My various contributors in the Crestor/A-Z/Pfizer/Lipitor conversation are all alive and well. I’ll be getting back to that later, but apparently the Industry Veteran agrees with me about Chomsky but thinks that the Lancet /Pfizer relationship is too blatant to be as compromised as the Anonymous Cardiologist has suggested. I’m glad that some of you are enjoying this spontaneous series, and I’m sure that it’s continuing at least to confirm the complexity of the pharma marketing world. And it is complex.
But as Monty Python says: Now for something completely different. If you didn’t know this already, let me confirm it for you–the small group and individual insurance market is in a mess. I know this because as a solo operation I have to shop there. Because of a prior surgery, even though the same affected area is excluded from my first 6 months of coverage as a pre-excluding condition, for a $2,000 deductible and $4,000 max out of pocket, my insurance company wanted to put my rates up 350% over what they first quoted when I tried to buy the policy (when they didnt kno about the surgery). Instead I bought a temporary insurance plan at 30% of the cost (ironically enough from another division of the same company). But those plans don’t cover people with systemic chronic illnesses, who are SOL. Even in California I have friends who have been intermittently unemployed long enough that they have outlived COBRA and, due to various ailments, cannot get individual coverage at less than $1,000 a month for an individual. This is a broken market, and now the data is coming in to prove it.
The folks at the Center for Studying Health System Change (HSC) have a new report out in Inquiry on Health and the Cost of Nongroup Insurance. To quote the pres realease:
They found that people with deteriorating health are about half as likely to purchase individual, nongroup insurance as people in excellent health. Furthermore, when adjusting nongroup premiums for selection bias based on health status, individuals in fair or poor health face premiums that are 43% to 50% higher than people with no health problems. "The results suggest that medical underwriting may be more extensive and, in fact, may shut some people out of the nongroup insurance market," the authors say.
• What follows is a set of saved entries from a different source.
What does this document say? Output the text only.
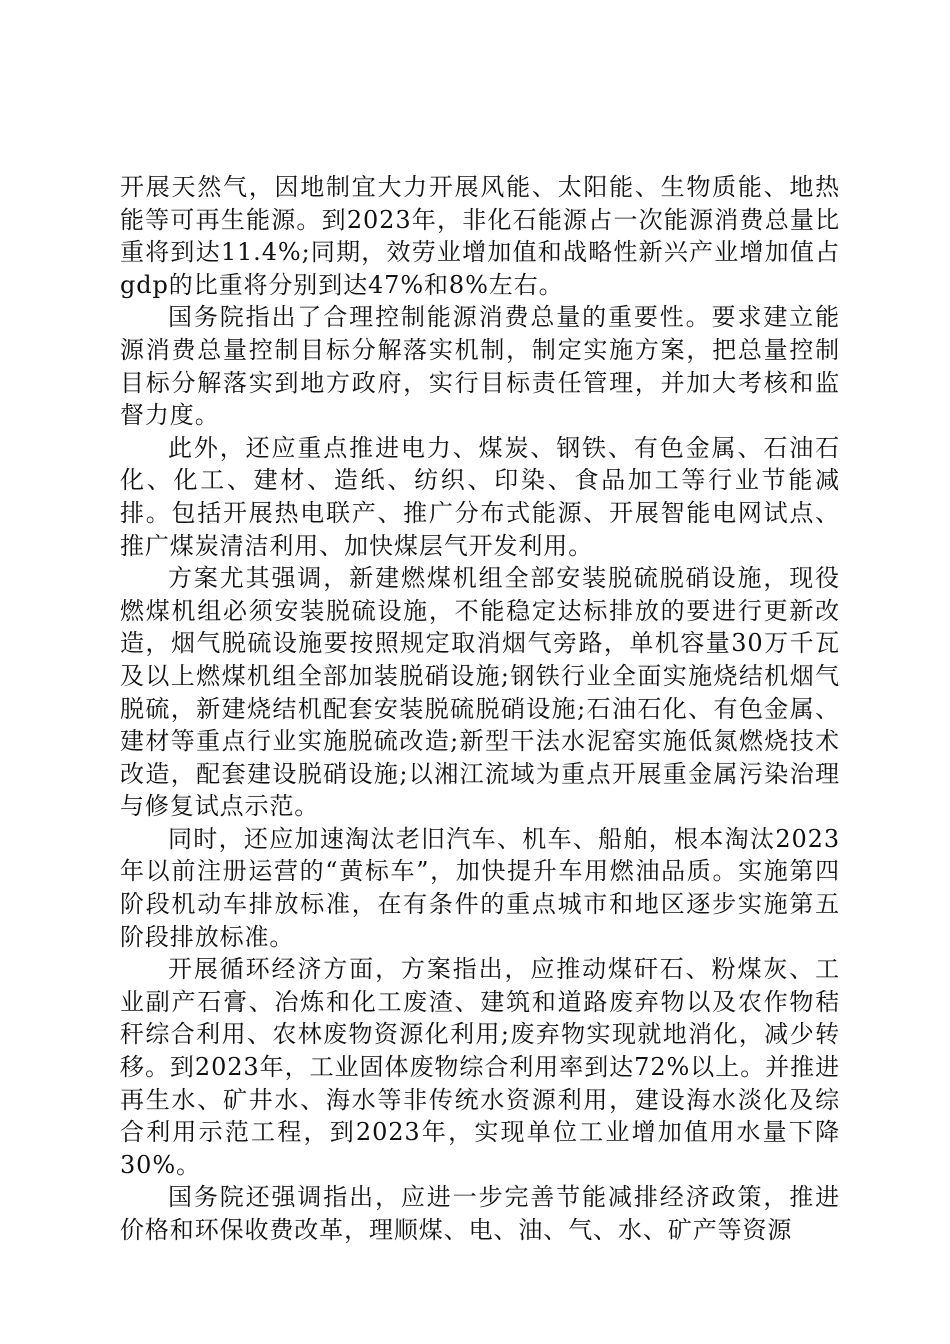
开展天然气，因地制宜大力开展风能、太阳能、生物质能、地热能等可再生能源。到2023年，非化石能源占一次能源消费总量比重将到达11.4%;同期，效劳业增加值和战略性新兴产业增加值占gdp的比重将分别到达47%和8%左右。

国务院指出了合理控制能源消费总量的重要性。要求建立能源消费总量控制目标分解落实机制，制定实施方案，把总量控制目标分解落实到地方政府，实行目标责任管理，并加大考核和监督力度。

此外，还应重点推进电力、煤炭、钢铁、有色金属、石油石化、化工、建材、造纸、纺织、印染、食品加工等行业节能减排。包括开展热电联产、推广分布式能源、开展智能电网试点、推广煤炭清洁利用、加快煤层气开发利用。

方案尤其强调，新建燃煤机组全部安装脱硫脱硝设施，现役燃煤机组必须安装脱硫设施，不能稳定达标排放的要进行更新改造，烟气脱硫设施要按照规定取消烟气旁路，单机容量30万千瓦及以上燃煤机组全部加装脱硝设施;钢铁行业全面实施烧结机烟气脱硫，新建烧结机配套安装脱硫脱硝设施;石油石化、有色金属、建材等重点行业实施脱硫改造;新型干法水泥窑实施低氮燃烧技术改造，配套建设脱硝设施;以湘江流域为重点开展重金属污染治理与修复试点示范。

同时，还应加速淘汰老旧汽车、机车、船舶，根本淘汰2023年以前注册运营的“黄标车”，加快提升车用燃油品质。实施第四阶段机动车排放标准，在有条件的重点城市和地区逐步实施第五阶段排放标准。

开展循环经济方面，方案指出，应推动煤矸石、粉煤灰、工业副产石膏、冶炼和化工废渣、建筑和道路废弃物以及农作物秸秆综合利用、农林废物资源化利用;废弃物实现就地消化，减少转移。到2023年，工业固体废物综合利用率到达72%以上。并推进再生水、矿井水、海水等非传统水资源利用，建设海水淡化及综合利用示范工程，到2023年，实现单位工业增加值用水量下降30%。

国务院还强调指出，应进一步完善节能减排经济政策，推进价格和环保收费改革，理顺煤、电、油、气、水、矿产等资源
No shit Sherlock. In fact some analysis last year in Health Affairs from market-apologist Mark Pauly at Wharton, who’s always felt that health care spending grows as it should and damn the consequences, suggested that the small group market worked relatively well–for 80% of the participants. But "its performance for the remaining 20 percent of low-income or high-risk persons is controversial." To me that’s like saying 80% of Iraqis are happy the US army’s there but 20% are trying to blow our boys’ heads off. Whatever Pauly and the Bush administration may want to say in both cases, it’s with the 20% that we’ve got a problem.
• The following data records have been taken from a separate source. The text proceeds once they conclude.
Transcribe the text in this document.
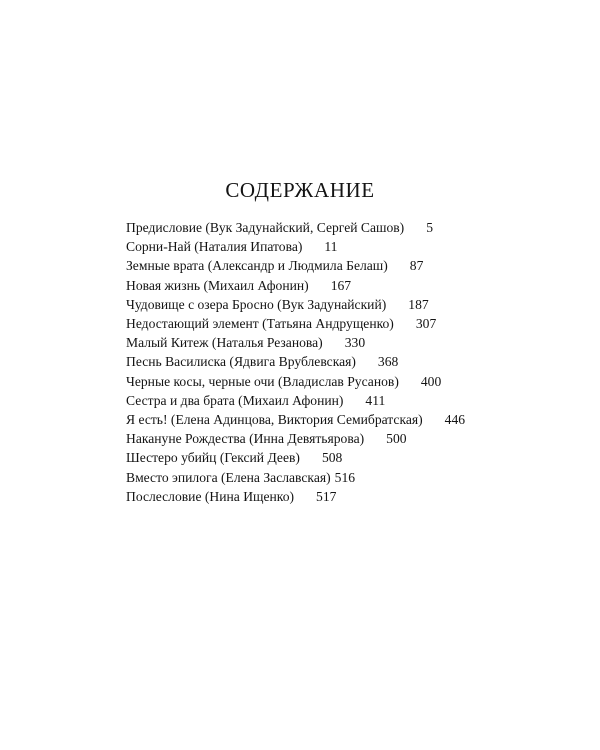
СОДЕРЖАНИЕ
Предисловие (Вук Задунайский, Сергей Сашов) 5
Сорни-Най (Наталия Ипатова) 11
Земные врата (Александр и Людмила Белаш) 87
Новая жизнь (Михаил Афонин) 167
Чудовище с озера Бросно (Вук Задунайский) 187
Недостающий элемент (Татьяна Андрущенко) 307
Малый Китеж (Наталья Резанова) 330
Песнь Василиска (Ядвига Врублевская) 368
Черные косы, черные очи (Владислав Русанов) 400
Сестра и два брата (Михаил Афонин) 411
Я есть! (Елена Адинцова, Виктория Семибратская) 446
Накануне Рождества (Инна Девятьярова) 500
Шестеро убийц (Гексий Деев) 508
Вместо эпилога (Елена Заславская) 516
Послесловие (Нина Ищенко) 517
Funnily enough, while market failure continues in the small group market, for the last few years and especially the last year, what’s left of the managed care industry has been making out like bandits. Overall earnings rose 81% and earnings from Medicare went up over 118%. How do health plans make their money? It’s the same joke I used to tell in 1995–the easy part of managing care is not insuring sick people. Oh, and it helps if you are at the top of the underwriting cycle. Sadly for plans we are now somewhere near the top. At least HSC also reports that, in the first half of 2003, health costs only went up 8.3% as opposed to 10% for the last half of 2002. Given that health plans the last few years have mostly been "cost-plus" actors, there’s slightly less "cost" to "plus" onto. Although a poll of health plans earlier this month showed that while costs were slowing, it instead showed that increases were still well into the double digits.
Finally if you really believe (as Robert Prather does–we’ve respectfully butted heads over this issue in DB’s Comments a while back) that the solution for all this mess is to give everyone a HSA and have them spend their own dollars at the doctors, you might consider this. There’s a small problem, as David Durenbeger, former Republican Senator and wise old man of health care, shows–no one in health care has a clue what the actual transaction price for any service should be.